Barbitone was first synthesized in 1902 by German chemists Emil Fischer and Joseph von Mering, who published their discovery in 1903. Barbitone was prepared by condensing diethylmalonic ester with urea in the presence of sodium ethoxide, and then by adding at least two molar equivalents of ethyl iodide to the silver salt of malonylurea or possibly to a basic solution of the acid. The result was an odorless, slightly bitter, white crystalline powder.

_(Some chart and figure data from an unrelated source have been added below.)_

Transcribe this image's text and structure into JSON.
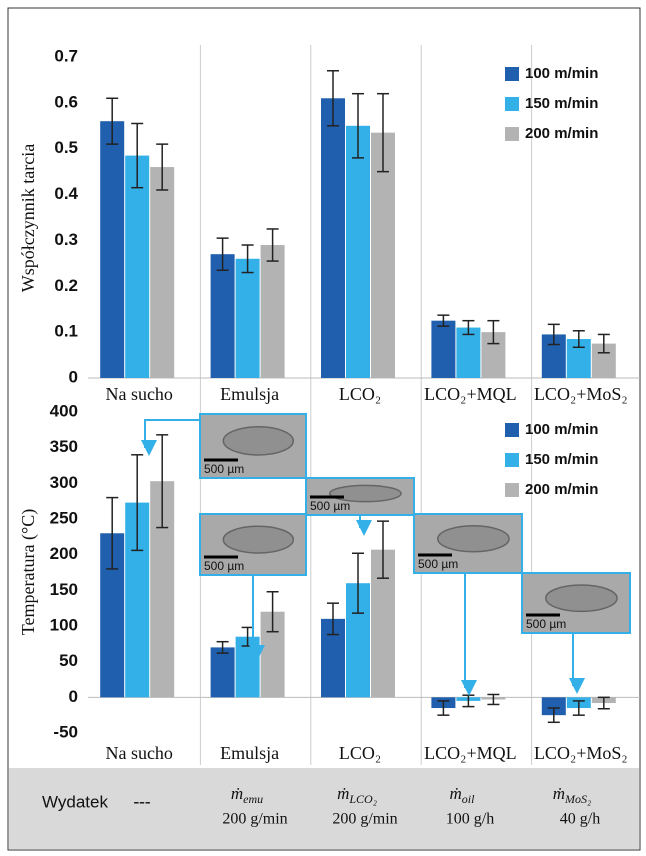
{
  "chart_data": [
    {
      "type": "bar",
      "y_label": "Współczynnik tarcia",
      "categories": [
        "Na sucho",
        "Emulsja",
        "LCO₂",
        "LCO₂+MQL",
        "LCO₂+MoS₂"
      ],
      "series": [
        {
          "name": "100 m/min",
          "color": "#1f5fad",
          "values": [
            0.56,
            0.27,
            0.61,
            0.125,
            0.095
          ],
          "errors": [
            0.05,
            0.035,
            0.06,
            0.012,
            0.022
          ]
        },
        {
          "name": "150 m/min",
          "color": "#33b0e8",
          "values": [
            0.485,
            0.26,
            0.55,
            0.11,
            0.085
          ],
          "errors": [
            0.07,
            0.03,
            0.07,
            0.015,
            0.018
          ]
        },
        {
          "name": "200 m/min",
          "color": "#b3b3b3",
          "values": [
            0.46,
            0.29,
            0.535,
            0.1,
            0.075
          ],
          "errors": [
            0.05,
            0.035,
            0.085,
            0.025,
            0.02
          ]
        }
      ],
      "ylim": [
        0,
        0.7
      ],
      "yticks": [
        0,
        0.1,
        0.2,
        0.3,
        0.4,
        0.5,
        0.6,
        0.7
      ],
      "legend": "upper right"
    },
    {
      "type": "bar",
      "y_label": "Temperatura  (°C)",
      "categories": [
        "Na sucho",
        "Emulsja",
        "LCO₂",
        "LCO₂+MQL",
        "LCO₂+MoS₂"
      ],
      "series": [
        {
          "name": "100 m/min",
          "color": "#1f5fad",
          "values": [
            230,
            70,
            110,
            -15,
            -25
          ],
          "errors": [
            50,
            8,
            22,
            10,
            10
          ]
        },
        {
          "name": "150 m/min",
          "color": "#33b0e8",
          "values": [
            273,
            85,
            160,
            -5,
            -15
          ],
          "errors": [
            67,
            13,
            42,
            8,
            10
          ]
        },
        {
          "name": "200 m/min",
          "color": "#b3b3b3",
          "values": [
            303,
            120,
            207,
            -3,
            -8
          ],
          "errors": [
            65,
            28,
            40,
            7,
            8
          ]
        }
      ],
      "ylim": [
        -50,
        400
      ],
      "yticks": [
        -50,
        0,
        50,
        100,
        150,
        200,
        250,
        300,
        350,
        400
      ],
      "legend": "upper right"
    }
  ],
  "insets": [
    {
      "scale": "500 µm"
    },
    {
      "scale": "500 µm"
    },
    {
      "scale": "500 µm"
    },
    {
      "scale": "500 µm"
    },
    {
      "scale": "500 µm"
    }
  ],
  "table": {
    "label": "Wydatek",
    "cells": [
      {
        "symbol": "---"
      },
      {
        "symbol": "ṁ",
        "sub": "emu",
        "rate": "200 g/min"
      },
      {
        "symbol": "ṁ",
        "sub": "LCO₂",
        "rate": "200 g/min"
      },
      {
        "symbol": "ṁ",
        "sub": "oil",
        "rate": "100 g/h"
      },
      {
        "symbol": "ṁ",
        "sub": "MoS₂",
        "rate": "40 g/h"
      }
    ]
  }
}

Barbitone can also be synthesized in a condensation reaction from urea and diethyl-2,2-diethylmalonate, a diethyl malonate derivative:

Barbitone was marketed in 1904 by the Bayer company as “Veronal”. A soluble salt of barbitone was marketed by the Schering company as “Medinal.” It was dispensed for “insomnia induced by nervous excitability”. It was provided in either capsules or cachets. The therapeutic dose was ten to fifteen grains (0.65-0.97 grams). 3.5 to 4.4 grams is the deadly dose but sleep has also been prolonged up to ten days with recovery.

Barbitone was considered to be a great improvement over the existing hypnotics. Its taste was slightly bitter, but better than the strong, unpleasant taste of the commonly used bromides. It had few side effects, and its therapeutic dose was far below the toxic dose. However, prolonged usage resulted in tolerance to the drug, requiring higher doses to reach the desired effect. "I'm literally saturated with it," the Russian tsarina Alexandra Feodeorovna confessed to a friend. Fatal overdoses of this slow-acting hypnotic were not uncommon. Pioneering aviator Arthur Whitten Brown (of "Alcock and Brown" fame) died of an accidental overdose. Japanese writer Ryūnosuke Akutagawa deliberately overdosed on the drug in 1927.